"I go around some street corners and have an idea in my head as clear as a picture. I like the cut-out I’m moving around in, slowly, toward change. Some things just wait for me to stop defending myself."--Kark Krolow

Tuesday, January 4, 2011

I`IV`MMXI

"Writing is a social act. It's communal; shared. You're all validated here. You're all writers, congratulations. But to sit behind your computer typing away with the intention of keeping it all to yourself while claiming to be a solitary creative genius is irresponsible. You are responsible to your writing. You are responsible for how you are received. Think of your reader as someone who has never met you. Although you are writing for you before anyone else, you are still writing for someone else."*-- My verse instructor, Will, said this today, (rapidly alongside exaggerated hand gestures).

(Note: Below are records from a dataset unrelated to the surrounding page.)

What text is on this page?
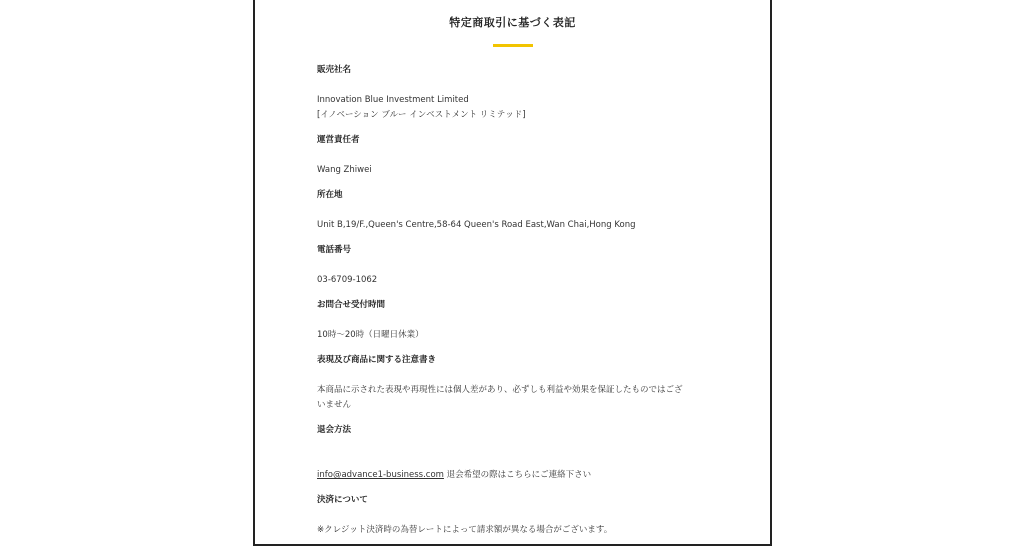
特定商取引に基づく表記
販売社名
Innovation Blue Investment Limited
[イノベーション ブルー インベストメント リミテッド]
運営責任者
Wang Zhiwei
所在地
Unit B,19/F.,Queen's Centre,58-64 Queen's Road East,Wan Chai,Hong Kong
電話番号
03-6709-1062
お問合せ受付時間
10時〜20時（日曜日休業）
表現及び商品に関する注意書き
本商品に示された表現や再現性には個人差があり、必ずしも利益や効果を保証したものではござ
いません
退会方法
info@advance1-business.com 退会希望の際はこちらにご連絡下さい
決済について
※クレジット決済時の為替レートによって請求額が異なる場合がございます。
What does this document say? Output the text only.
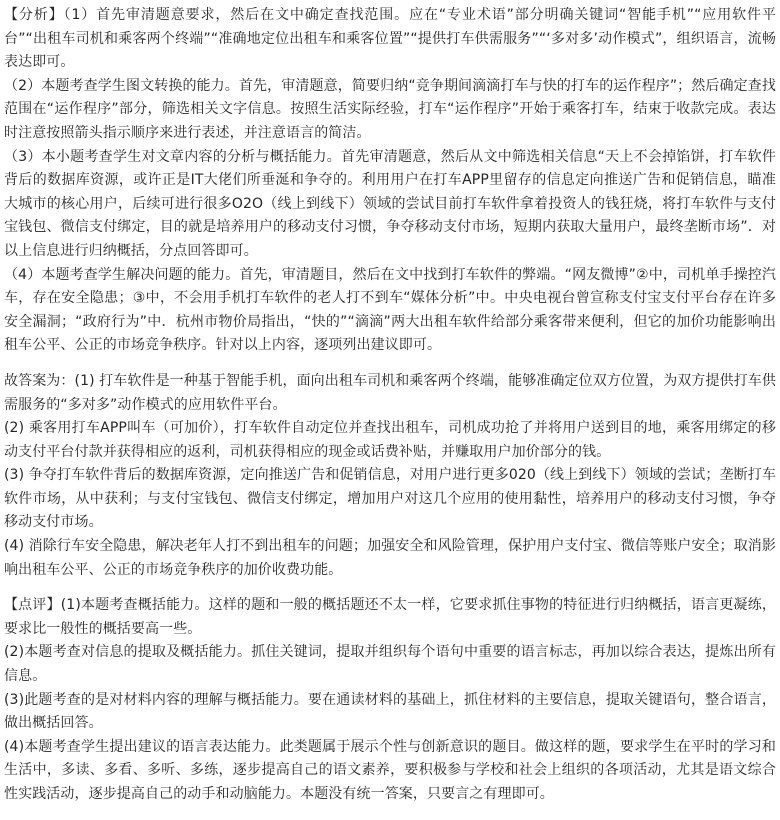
【分析】（1）首先审清题意要求，然后在文中确定查找范围。应在“专业术语”部分明确关键词“智能手机”“应用软件平台”“出租车司机和乘客两个终端”“准确地定位出租车和乘客位置”“提供打车供需服务”“‘多对多’动作模式”，组织语言，流畅表达即可。

（2）本题考查学生图文转换的能力。首先，审清题意，简要归纳“竞争期间滴滴打车与快的打车的运作程序”；然后确定查找范围在“运作程序”部分，筛选相关文字信息。按照生活实际经验，打车“运作程序”开始于乘客打车，结束于收款完成。表达时注意按照箭头指示顺序来进行表述，并注意语言的简洁。

（3）本小题考查学生对文章内容的分析与概括能力。首先审清题意，然后从文中筛选相关信息“天上不会掉馅饼，打车软件背后的数据库资源，或许正是IT大佬们所垂涎和争夺的。利用用户在打车APP里留存的信息定向推送广告和促销信息，瞄准大城市的核心用户，后续可进行很多O2O（线上到线下）领域的尝试目前打车软件拿着投资人的钱狂烧，将打车软件与支付宝钱包、微信支付绑定，目的就是培养用户的移动支付习惯，争夺移动支付市场，短期内获取大量用户，最终垄断市场”．对以上信息进行归纳概括，分点回答即可。

（4）本题考查学生解决问题的能力。首先，审清题目，然后在文中找到打车软件的弊端。“网友微博”②中，司机单手操控汽车，存在安全隐患；③中，不会用手机打车软件的老人打不到车“媒体分析”中。中央电视台曾宣称支付宝支付平台存在许多安全漏洞；“政府行为”中．杭州市物价局指出，“快的”“滴滴”两大出租车软件给部分乘客带来便利，但它的加价功能影响出租车公平、公正的市场竞争秩序。针对以上内容，逐项列出建议即可。

故答案为：(1) 打车软件是一种基于智能手机，面向出租车司机和乘客两个终端，能够准确定位双方位置，为双方提供打车供需服务的“多对多”动作模式的应用软件平台。

(2) 乘客用打车APP叫车（可加价），打车软件自动定位并查找出租车，司机成功抢了并将用户送到目的地，乘客用绑定的移动支付平台付款并获得相应的返利，司机获得相应的现金或话费补贴，并赚取用户加价部分的钱。

(3) 争夺打车软件背后的数据库资源，定向推送广告和促销信息，对用户进行更多020（线上到线下）领域的尝试；垄断打车软件市场，从中获利；与支付宝钱包、微信支付绑定，增加用户对这几个应用的使用黏性，培养用户的移动支付习惯，争夺移动支付市场。

(4) 消除行车安全隐患，解决老年人打不到出租车的问题；加强安全和风险管理，保护用户支付宝、微信等账户安全；取消影响出租车公平、公正的市场竞争秩序的加价收费功能。

【点评】(1)本题考查概括能力。这样的题和一般的概括题还不太一样，它要求抓住事物的特征进行归纳概括，语言更凝练，要求比一般性的概括要高一些。

(2)本题考查对信息的提取及概括能力。抓住关键词，提取并组织每个语句中重要的语言标志，再加以综合表达，提炼出所有信息。

(3)此题考查的是对材料内容的理解与概括能力。要在通读材料的基础上，抓住材料的主要信息，提取关键语句，整合语言，做出概括回答。

(4)本题考查学生提出建议的语言表达能力。此类题属于展示个性与创新意识的题目。做这样的题，要求学生在平时的学习和生活中，多读、多看、多听、多练，逐步提高自己的语文素养，要积极参与学校和社会上组织的各项活动，尤其是语文综合性实践活动，逐步提高自己的动手和动脑能力。本题没有统一答案，只要言之有理即可。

{which is funny, because I wrote this down in its entirety in my notebook so I could share it}

This is something I've only thought about marginally and momentarily. But after he preached about it for a good half hour, it stuck with me all day. Because it made sense: Why write it down otherwise? Why claim to be a writer? Why write creatively at all? There has to be some subconscious desire to share the things that are being made tangible. A private paper journal will eventually be read by another. Either you'll forget it on the bus (as I have many times), or your snaky room mate will dig it out from under your mattress after you leave to return the late Blockbuster movies, or will inevitably be thumbed through after your funeral by your cousin Jo-Jo. I tend to throw everything out there I create for people to consume and have only taken minimal caution or responsibility for what I was presenting. Which is to say, my purpose has always been fairly self-centered; a search for validation rather than a sheer act of sharing. The finished product has the potential to be something entirely more charged, refined and purposeful if the writer removes their self from their self and fully acknowledges the audience while hashing it out. If you know how to do this, please teach me how.

Which I suppose can be applied to every day life. Your social life, your work life, your love life. Be mindful. Be purposeful. Be considerate.

This in turn brings me to what my American Lit prof said "You can take corn and either make Fritos or polenta."

Resolution no. 2 for 2011: Make polenta from here on out.

*sliiiightly paraphrased.

Monday, January 3, 2011

I`III`MMXI




I'm generally opposed to being in the Udistrict at night, even on campus. But it is undeniably when it's most alluring. First day of the quarter as a senior went remarkably well. Both my craft of prose prof & my American Lit prof are incredibly entertaining and engaging. And my class rooms, while demanding of a trek across campus, are warmly lit and plentiful with windows. I feel really good about not needing to dig desperately for motivation to come to class, to listen, to write and to enjoy it- for once. Which is sad, because UW is really great school and I should have felt as enchanted with it as I am now for the entire time I've been attending. I guess once you become disillusioned with one aspect of your life, it slowly begins to creep into rest until it's all one big ugly gray area. Change your ways while you're young, I suppose. Since I used my brain for the first time today in weeks, I'm going to bed early like an old woman. Coffee shall propel me into a graduation gown, I tell you. Good night.






Sunday, January 2, 2011

I`II`MMXI

My usual arrival into the New Year is much like that of a teenager, fumbling around in the dark with another naked form for the first time; eager, nervous, and generally disappointing in retrospect. My plan of attack this year, however, is to not be so zealous, be a bit more purposeful with my movements, keep the lights on-- so to speak. Over all else, my main ambition is to learn how to not take unreasonable things too seriously, and finding and focusing on what's really worth laboring over. (Especially my writing, wish me luck with that one).

My mom has always said 'Be careful how you spend New Years Eve, it mirrors how the rest of the year will pan out'--in so many words. And she seems to have been right so far. I spent the two Dec 31sts (before the last) miserable, trying to pretend to be happy about where I was and who I was with. And the following days after felt nothing short of miserably forced. This NYE, I stood with a new great friend, our arms around each other, a glass of champagne in each of our hands, cheering unabashedly in a perfect little townie bar. Which is to say things should unfold in the next 365 rather nicely, I think.

one resolution of many: correct my faulty grammar skills.